Gary Gensler, the newly appointed chairman of the Securities and Exchange Commission (SEC), the premier regulator of financial services firms and Wall Street, has a big problem.
Gensler took office when Wall Street had gone wild. During the pandemic, young, novice “investors” fell in love with meme stocks and aggressively traded on Robinhood. Cryptocurrencies became all the rage and a number of digital asset exchanges and platforms emerged to service the overwhelming demand for buying, selling and trading Bitcoin, Dogecoin, Ethereum and other cryptocurrencies.
There was a boom in underwriting IPOs and SPACs. Questions arose over Chinese stocks listed and traded on U.S. exchanges and the practice of payment for order flow. Investors complained of activities that suspiciously looked like pump-and-dump schemes and attempts at market manipulations. While this is happening, there are also the usual shenanigans at big investment banks, hedge funds, private equity firms and an array of financial institutions that need attention.
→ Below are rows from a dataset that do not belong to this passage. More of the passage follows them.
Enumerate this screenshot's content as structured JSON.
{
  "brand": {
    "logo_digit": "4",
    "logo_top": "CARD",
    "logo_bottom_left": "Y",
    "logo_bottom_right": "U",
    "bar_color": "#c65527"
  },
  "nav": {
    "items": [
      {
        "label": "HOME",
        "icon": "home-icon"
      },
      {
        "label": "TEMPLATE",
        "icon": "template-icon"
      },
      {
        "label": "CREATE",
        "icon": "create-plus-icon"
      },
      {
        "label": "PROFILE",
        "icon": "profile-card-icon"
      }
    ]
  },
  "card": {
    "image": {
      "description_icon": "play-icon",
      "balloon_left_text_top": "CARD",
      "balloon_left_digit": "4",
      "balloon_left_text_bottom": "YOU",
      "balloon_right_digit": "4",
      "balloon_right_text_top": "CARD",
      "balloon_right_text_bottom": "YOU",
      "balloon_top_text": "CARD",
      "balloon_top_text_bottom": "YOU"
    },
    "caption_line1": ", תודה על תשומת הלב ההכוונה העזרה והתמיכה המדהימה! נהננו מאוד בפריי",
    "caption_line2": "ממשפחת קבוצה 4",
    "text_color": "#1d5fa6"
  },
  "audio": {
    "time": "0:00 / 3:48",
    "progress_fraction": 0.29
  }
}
Gensler shared his concern with CNBC, saying about the regulatory agency, “We are short-staffed.” He continued, “It might sound odd to say that [about] an agency with 4,400 remarkable, dedicated staff working remotely during this challenging pandemic. But that’s 4% to 5% less than we had just five years ago.”
The lack of staffing and proliferation of new types of firms and products shouldn’t be too surprising to industry insiders. In the aftermath of the financial crisis, compliance and regulations were made a top priority. The carnage created during this period created the need for greater oversight of the securities markets, bankers, brokers and traders.
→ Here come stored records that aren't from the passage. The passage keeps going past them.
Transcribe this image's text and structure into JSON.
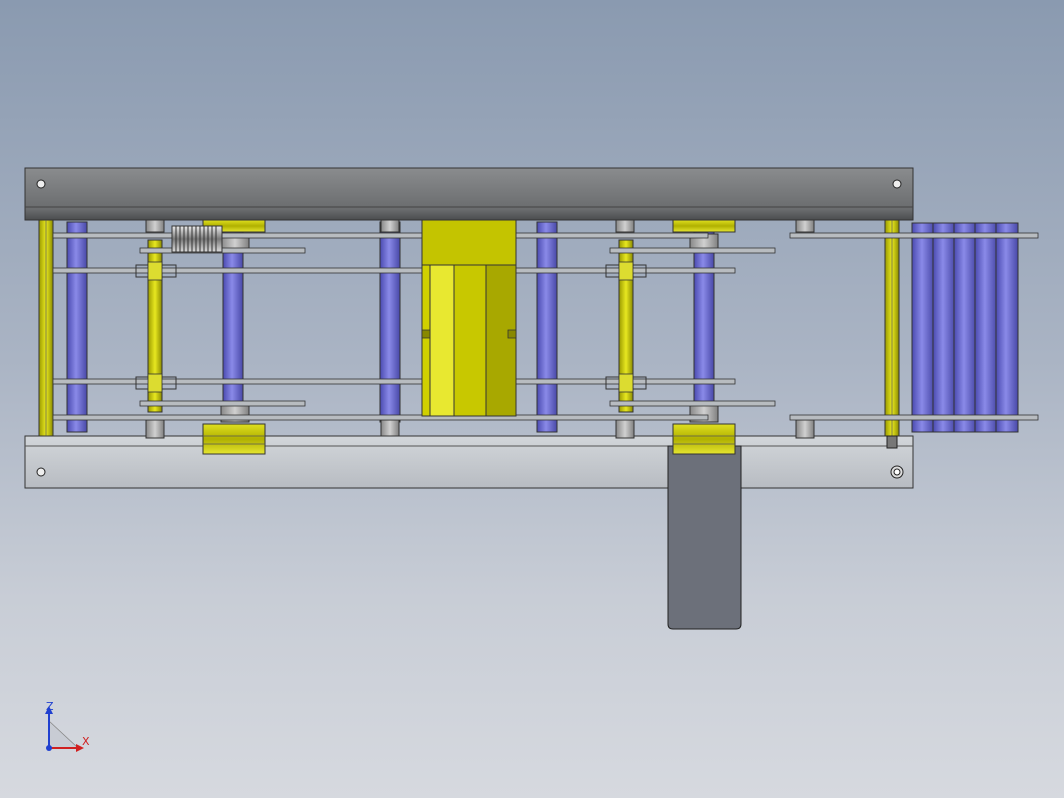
{
  "view": {
    "colors": {
      "background_top": "#8a9ab0",
      "background_bottom": "#d6d9df",
      "frame_gray": "#6e7072",
      "frame_light": "#c8ccd0",
      "yellow_part": "#c8c800",
      "blue_roller": "#6a6ad0",
      "shaft_gray": "#a8a8a8",
      "motor_plate": "#6c707a"
    }
  },
  "triad": {
    "z_label": "Z",
    "x_label": "X",
    "z_color": "#2040d0",
    "x_color": "#d02020"
  }
}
Regulators cracked down on money laundering, insider trading, Ponzi schemes and other types of abusive and violative practices. The need for risk, audit, legal, compliance, privacy, regulatory and related professionals was insatiable. Compliance went from a sleepy back office type of job into one of the hottest and fastest growing professions on Wall Street.
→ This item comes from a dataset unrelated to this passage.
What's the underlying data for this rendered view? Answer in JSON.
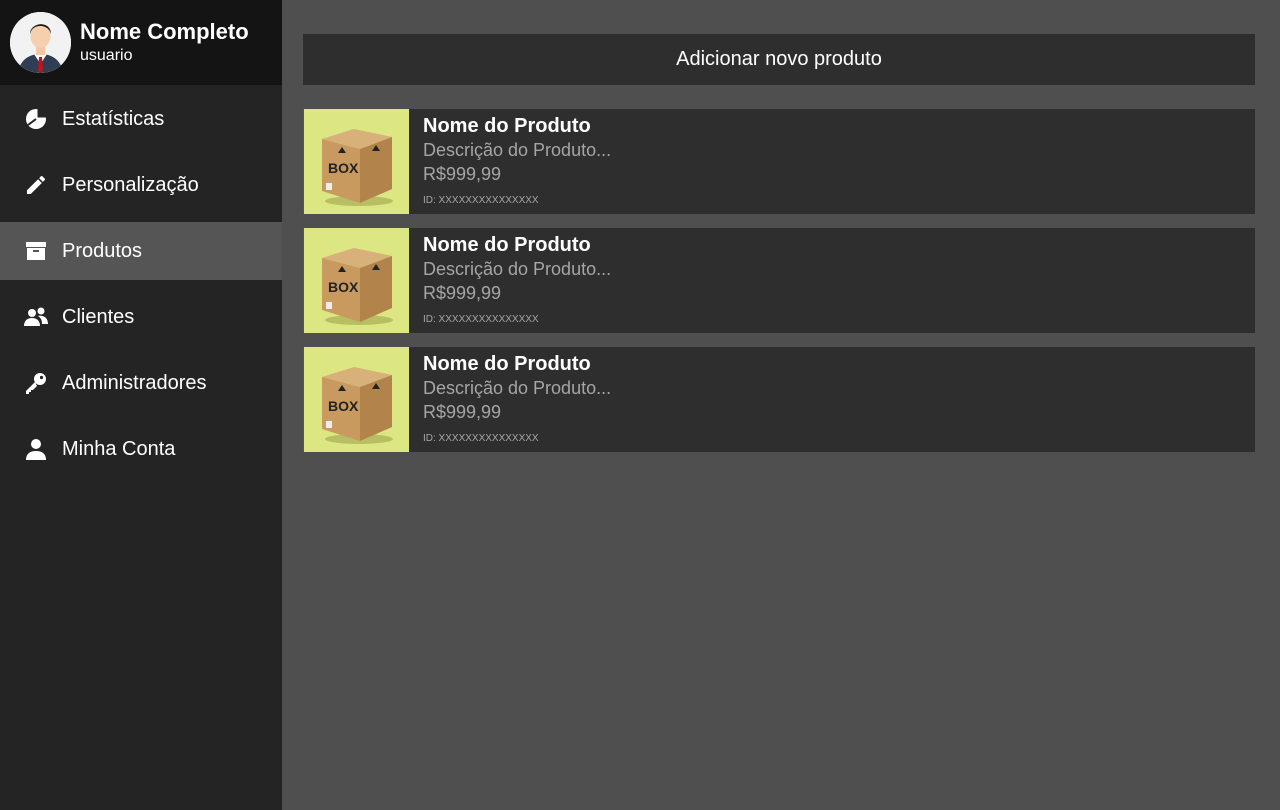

Things quickly changed when President Donald Trump took office. His administration made deregulation of the financial markets and Corporate America a top priority. Trump contended that with fewer rules and regulations, the “animal spirits” of companies will kick into gear. Companies, unencumbered by onerous regulatory burdens, would be set free to aggressively pursue bold business pursuits. Along with high taxes, regulations were viewed by Trump as an anathema to corporate growth and profits. He ordered that new rules will not be needed and existing ones should be scrutinized and thrown out, as he famously proclaimed, “For every new rule, two must be revoked.”
Regulatory budgets were cut and regulatory personnel felt that they weren’t appreciated or adequately supported. Many left to pursue other opportunities. Savvy Wall Street players noticed the shift in policy and we’ve now seen the results.
The SEC and other financial regulators, such as the Comptroller of the Currency, Consumer Financial Protection Bureau, Commodity Futures Trading Commission, Federal Reserve Bank and the Financial Industry Regulatory Authority, a self-regulatory organization, are likely to request and receive funding from President Joe Biden’s administration, especially as Senators Elizabeth Warren and Bernie Sanders have been outspoken with their dislike and distrust of Wall Street.
It’s reasonable to believe that there will be an aggressive hiring campaign at the SEC and other regulatory agencies. Strict examinations, audits and reviews of the securities and cryptocurrency industries will occur. To keep the banks and financial institutions safe and out of the crosshairs of the regulatory bodies, there may be a substantial increase in hiring of compliance, risk, audit, legal and regulatory professionals.